Hello. This will be the new home for over 800 book reviews that I have written between 1997 and the end of 2010. They used to be found at http://www.deadtreesreview.com/, but that site will be discontinued.

My newer reviews will be found at http://www.deadtreesreview.blogspot.com/.








Thursday, October 4, 2012

Virgil Fox (The Dish)

Virgil Fox (The Dish), Richard Torrence and Marshall Yeager, Circles International, 2003

Based on a memoir by Ted Alan Worth, this is a look at easily the most famous organist since Johann Sebastian Bach.

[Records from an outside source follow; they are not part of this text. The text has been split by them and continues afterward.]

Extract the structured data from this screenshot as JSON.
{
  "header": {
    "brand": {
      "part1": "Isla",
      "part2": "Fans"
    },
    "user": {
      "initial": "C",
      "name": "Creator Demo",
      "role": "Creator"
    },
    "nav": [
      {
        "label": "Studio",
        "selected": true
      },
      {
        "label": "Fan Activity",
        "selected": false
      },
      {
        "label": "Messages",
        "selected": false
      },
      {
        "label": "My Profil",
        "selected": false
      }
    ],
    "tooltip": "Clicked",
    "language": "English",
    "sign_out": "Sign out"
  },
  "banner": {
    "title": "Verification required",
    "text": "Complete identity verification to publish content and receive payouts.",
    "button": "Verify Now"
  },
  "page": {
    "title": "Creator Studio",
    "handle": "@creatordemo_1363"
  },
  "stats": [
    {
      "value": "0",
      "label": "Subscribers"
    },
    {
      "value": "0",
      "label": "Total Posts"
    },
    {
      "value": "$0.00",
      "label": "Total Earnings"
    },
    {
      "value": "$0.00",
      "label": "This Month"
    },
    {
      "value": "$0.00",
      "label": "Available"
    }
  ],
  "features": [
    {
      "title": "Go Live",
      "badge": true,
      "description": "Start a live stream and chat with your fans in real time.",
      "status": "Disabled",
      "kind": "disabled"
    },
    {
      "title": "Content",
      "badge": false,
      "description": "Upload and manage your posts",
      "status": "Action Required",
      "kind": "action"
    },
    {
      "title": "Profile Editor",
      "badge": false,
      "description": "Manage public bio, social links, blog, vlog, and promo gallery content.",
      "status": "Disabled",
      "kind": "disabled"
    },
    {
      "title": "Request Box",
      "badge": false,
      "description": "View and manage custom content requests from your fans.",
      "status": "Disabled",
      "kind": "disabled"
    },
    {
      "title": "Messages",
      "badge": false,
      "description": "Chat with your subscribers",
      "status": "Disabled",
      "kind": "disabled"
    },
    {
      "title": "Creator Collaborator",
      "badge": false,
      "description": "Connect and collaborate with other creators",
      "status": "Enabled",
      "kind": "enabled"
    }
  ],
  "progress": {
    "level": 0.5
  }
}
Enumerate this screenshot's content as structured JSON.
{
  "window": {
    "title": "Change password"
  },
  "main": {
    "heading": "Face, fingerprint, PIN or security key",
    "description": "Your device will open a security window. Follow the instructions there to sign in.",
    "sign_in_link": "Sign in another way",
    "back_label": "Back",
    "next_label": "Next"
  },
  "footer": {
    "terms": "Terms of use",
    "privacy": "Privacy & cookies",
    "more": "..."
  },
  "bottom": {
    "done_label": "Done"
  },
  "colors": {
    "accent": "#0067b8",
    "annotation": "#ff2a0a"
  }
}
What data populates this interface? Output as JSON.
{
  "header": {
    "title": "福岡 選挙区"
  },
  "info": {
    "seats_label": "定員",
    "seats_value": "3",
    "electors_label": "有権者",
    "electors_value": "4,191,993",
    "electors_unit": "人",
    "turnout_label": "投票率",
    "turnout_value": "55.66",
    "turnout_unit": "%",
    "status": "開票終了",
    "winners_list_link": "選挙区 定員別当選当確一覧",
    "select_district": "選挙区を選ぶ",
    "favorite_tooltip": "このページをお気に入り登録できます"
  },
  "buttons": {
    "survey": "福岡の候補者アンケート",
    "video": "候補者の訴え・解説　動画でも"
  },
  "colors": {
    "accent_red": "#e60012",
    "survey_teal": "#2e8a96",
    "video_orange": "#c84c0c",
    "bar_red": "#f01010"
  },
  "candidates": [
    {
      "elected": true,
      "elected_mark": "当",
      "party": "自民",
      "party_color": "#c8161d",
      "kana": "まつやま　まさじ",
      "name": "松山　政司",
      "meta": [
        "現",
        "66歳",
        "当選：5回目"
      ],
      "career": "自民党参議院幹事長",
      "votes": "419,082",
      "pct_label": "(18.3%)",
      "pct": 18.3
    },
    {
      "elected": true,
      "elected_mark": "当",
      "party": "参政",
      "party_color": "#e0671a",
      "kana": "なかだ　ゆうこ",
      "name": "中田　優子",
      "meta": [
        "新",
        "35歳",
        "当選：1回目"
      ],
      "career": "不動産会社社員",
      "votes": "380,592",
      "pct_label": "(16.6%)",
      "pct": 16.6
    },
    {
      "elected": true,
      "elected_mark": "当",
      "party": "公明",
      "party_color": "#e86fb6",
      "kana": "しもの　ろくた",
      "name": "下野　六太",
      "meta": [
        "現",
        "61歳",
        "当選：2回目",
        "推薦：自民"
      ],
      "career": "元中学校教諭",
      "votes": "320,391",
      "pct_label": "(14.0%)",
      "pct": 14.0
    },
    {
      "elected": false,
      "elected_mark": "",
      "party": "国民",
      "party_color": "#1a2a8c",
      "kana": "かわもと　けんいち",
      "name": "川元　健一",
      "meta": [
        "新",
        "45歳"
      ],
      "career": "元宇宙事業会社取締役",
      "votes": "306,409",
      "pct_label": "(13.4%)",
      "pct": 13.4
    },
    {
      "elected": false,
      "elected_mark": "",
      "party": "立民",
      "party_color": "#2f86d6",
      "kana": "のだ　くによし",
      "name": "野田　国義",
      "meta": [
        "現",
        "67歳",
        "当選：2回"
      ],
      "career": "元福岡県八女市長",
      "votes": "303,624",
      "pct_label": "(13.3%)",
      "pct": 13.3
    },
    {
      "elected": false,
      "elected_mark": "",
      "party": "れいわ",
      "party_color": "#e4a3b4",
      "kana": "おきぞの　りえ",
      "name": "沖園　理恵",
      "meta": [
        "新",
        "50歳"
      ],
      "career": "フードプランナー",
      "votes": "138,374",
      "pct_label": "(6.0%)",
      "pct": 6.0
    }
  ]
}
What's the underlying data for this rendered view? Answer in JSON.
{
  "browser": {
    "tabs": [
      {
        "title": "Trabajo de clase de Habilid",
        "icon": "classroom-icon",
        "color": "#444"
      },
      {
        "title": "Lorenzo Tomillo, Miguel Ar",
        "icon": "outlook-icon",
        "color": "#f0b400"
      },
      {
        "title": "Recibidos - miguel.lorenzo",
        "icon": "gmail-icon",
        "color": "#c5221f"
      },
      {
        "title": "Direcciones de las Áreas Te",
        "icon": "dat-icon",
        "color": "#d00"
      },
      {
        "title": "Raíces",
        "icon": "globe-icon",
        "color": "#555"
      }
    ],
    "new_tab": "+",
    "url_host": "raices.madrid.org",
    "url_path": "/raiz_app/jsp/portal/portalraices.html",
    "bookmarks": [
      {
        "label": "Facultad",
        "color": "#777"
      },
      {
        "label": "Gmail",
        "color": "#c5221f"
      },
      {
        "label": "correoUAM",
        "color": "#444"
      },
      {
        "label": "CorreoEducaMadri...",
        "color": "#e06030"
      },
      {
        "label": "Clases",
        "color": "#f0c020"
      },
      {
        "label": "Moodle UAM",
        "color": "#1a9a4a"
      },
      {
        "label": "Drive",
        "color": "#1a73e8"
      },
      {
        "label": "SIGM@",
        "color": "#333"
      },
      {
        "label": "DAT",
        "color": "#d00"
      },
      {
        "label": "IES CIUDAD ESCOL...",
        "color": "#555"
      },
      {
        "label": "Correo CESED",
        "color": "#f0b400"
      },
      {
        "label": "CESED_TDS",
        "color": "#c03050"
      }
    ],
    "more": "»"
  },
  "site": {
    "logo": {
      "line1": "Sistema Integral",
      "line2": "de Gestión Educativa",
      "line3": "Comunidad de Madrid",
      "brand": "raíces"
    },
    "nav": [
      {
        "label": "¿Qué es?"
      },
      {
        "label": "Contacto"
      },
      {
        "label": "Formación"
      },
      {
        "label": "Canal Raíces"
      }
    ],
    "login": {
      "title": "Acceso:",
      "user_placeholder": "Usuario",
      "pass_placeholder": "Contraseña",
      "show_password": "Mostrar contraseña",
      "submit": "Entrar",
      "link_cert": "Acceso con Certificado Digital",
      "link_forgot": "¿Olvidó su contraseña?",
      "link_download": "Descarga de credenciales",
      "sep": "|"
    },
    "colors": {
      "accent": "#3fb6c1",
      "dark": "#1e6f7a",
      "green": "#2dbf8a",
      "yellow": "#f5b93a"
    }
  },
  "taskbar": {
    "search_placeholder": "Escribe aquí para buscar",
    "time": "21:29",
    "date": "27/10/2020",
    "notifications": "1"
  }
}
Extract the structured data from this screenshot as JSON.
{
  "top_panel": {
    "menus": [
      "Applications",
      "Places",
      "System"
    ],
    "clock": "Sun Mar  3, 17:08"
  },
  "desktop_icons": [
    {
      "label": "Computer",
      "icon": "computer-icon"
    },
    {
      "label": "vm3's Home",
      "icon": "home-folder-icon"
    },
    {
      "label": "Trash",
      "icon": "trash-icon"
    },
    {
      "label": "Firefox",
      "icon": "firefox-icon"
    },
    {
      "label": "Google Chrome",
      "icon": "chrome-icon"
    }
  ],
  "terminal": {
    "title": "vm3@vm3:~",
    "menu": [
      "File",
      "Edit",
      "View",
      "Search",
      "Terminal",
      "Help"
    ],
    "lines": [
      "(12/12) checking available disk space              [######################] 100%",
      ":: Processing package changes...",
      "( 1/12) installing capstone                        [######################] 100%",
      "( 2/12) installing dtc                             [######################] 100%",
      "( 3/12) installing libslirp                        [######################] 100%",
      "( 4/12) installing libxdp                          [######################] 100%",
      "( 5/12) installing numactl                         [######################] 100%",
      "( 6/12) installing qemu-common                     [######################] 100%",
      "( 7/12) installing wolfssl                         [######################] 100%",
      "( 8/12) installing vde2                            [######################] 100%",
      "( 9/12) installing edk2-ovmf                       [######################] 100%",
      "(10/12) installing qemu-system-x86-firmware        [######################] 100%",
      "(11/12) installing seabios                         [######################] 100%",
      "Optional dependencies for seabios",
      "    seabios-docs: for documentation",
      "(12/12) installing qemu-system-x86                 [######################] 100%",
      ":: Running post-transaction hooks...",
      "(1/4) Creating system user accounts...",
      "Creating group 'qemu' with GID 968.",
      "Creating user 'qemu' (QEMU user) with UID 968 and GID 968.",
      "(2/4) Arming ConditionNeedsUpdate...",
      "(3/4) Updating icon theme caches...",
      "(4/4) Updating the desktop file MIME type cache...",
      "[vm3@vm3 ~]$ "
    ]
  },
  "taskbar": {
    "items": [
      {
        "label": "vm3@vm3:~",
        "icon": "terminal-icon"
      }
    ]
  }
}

Worth first met Fox when he played an organ concert at a church in California. Worth was totally blown away by the things Fox did that day; he didn't just play the organ (from memory, which was unheard of in the organ world), he mastered the organ. Is there a word beyond "virtuoso"? That is how good Fox was on the organ. After years of practice, Worth became one of the Fox "group" and became an organist on his own.

During the 1950s and 1960s, Fox was the organist at the Riverside Church in New York City. His gay lover, Richard Weagly, was the Choir Director. The unpleasant end to their relationship was played out in front of everyone. Fox spent a lot of time on tour, playing in churches and concert halls all over America. After each concert, Fox loved spending hours greeting everyone who stood in line to chat or get an autograph. He was a natural showman who wanted people to know who he was, and demanded to be able to be seen by the audience.

It was also the era of pipe organs (before electronics) where each pipe had to be tuned individually. Fox was extremely picky about the sound of whatever organ he was playing, frequently driving organ tuners nuts. In the late 1960s, Fox was asked to resign from the Riverside Church; he had gotten "too big" for the Church.

This book chronicles many ups and downs in Fox's life, both personal and professional. To replace Richard, his lover, Fox brought home a much younger man named David. He was not well liked by the people around Fox, including his manager, and David did little to endear himself to the group. In the late 1970s, Fox entered the hospital for a prostate operation. He was told that the whole tumor was removed, and everything was fine. Fox did nothing about it for a year, only to be told that just half the tumor was removed, and the cancer had spread. He died in October 1980.

This is an excellent, but specialized, book. Anyone who is interested in organ music, or the life of Virgil Fox, should read this book. For everyone else, Fox was a person who enjoyed life to the fullest, and it shows here. It is very much recommended.